Although devices have featured prominently in locomotor training, Bleyenheuft et al 44 challenged this practice by presenting significant positive results on the 6-minute walk test and the ABILICO functional mobility measure from intensive bilateral upper- and lower-limb training of approximately 80 hours compared with the same dose of conventional therapy, based on the Bobath method, which has been shown not to be effective. 2 The much higher training dose in that study is notable and warrants comparison to other activity-based or device-augmented therapies of equal doses.
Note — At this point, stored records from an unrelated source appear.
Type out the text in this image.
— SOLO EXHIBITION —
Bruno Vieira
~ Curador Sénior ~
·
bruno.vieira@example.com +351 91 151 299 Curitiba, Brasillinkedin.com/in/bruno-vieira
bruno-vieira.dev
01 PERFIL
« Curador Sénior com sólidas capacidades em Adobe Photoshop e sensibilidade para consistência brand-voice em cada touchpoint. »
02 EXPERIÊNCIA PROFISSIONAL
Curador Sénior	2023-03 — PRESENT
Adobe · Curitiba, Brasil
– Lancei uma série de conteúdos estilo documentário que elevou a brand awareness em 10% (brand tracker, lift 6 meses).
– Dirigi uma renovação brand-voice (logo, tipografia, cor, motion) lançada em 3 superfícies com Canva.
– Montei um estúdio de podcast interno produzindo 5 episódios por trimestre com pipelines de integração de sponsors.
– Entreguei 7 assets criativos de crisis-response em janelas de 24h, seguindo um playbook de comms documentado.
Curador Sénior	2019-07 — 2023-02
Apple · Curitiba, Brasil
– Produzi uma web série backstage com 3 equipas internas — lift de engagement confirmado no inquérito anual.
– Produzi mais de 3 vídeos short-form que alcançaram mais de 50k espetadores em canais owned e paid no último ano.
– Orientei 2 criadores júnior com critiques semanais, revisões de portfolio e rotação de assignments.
The strengths of this study were the implementation of 2 novel devices in CP; the high compliance rate; a fairly homogeneous study group, in that all were born preterm and had diffuse white matter injury with resultant spastic CP; and absence of significant adverse events. Limitations were failed randomization in some participants that compromised the functional equivalence of study groups. This could be addressed in the future by adding size criteria and giving participants more opportunity for practice on the elliptical prior to training.
Concluding Remarks
Intense leg training with a motor-assisted cycle and elliptical device produced large task-specific changes that could enable children with CP to exercise at higher speeds and aerobic levels than before training. The primary aim to improve gait and gross motor function was not achieved, although positive individual and mean trends were seen mainly in the elliptical group that may become more evident with longer training. Highly effective therapies for improving gait and gross motor function still remain elusive in CP, with inadequate dosing likely being a factor.
Footnotes
Declaration of Conflicting Interests
The authors declared no potential conflicts of interest with respect to the research, authorship, and/or publication of this article.
Funding
The authors disclosed receipt of the following financial support for the research, authorship, and/or publication of this article: This work was funded by the Intramural Research Program of the National Institutes of Health Clinical Center (Protocol # 10-CC-0073).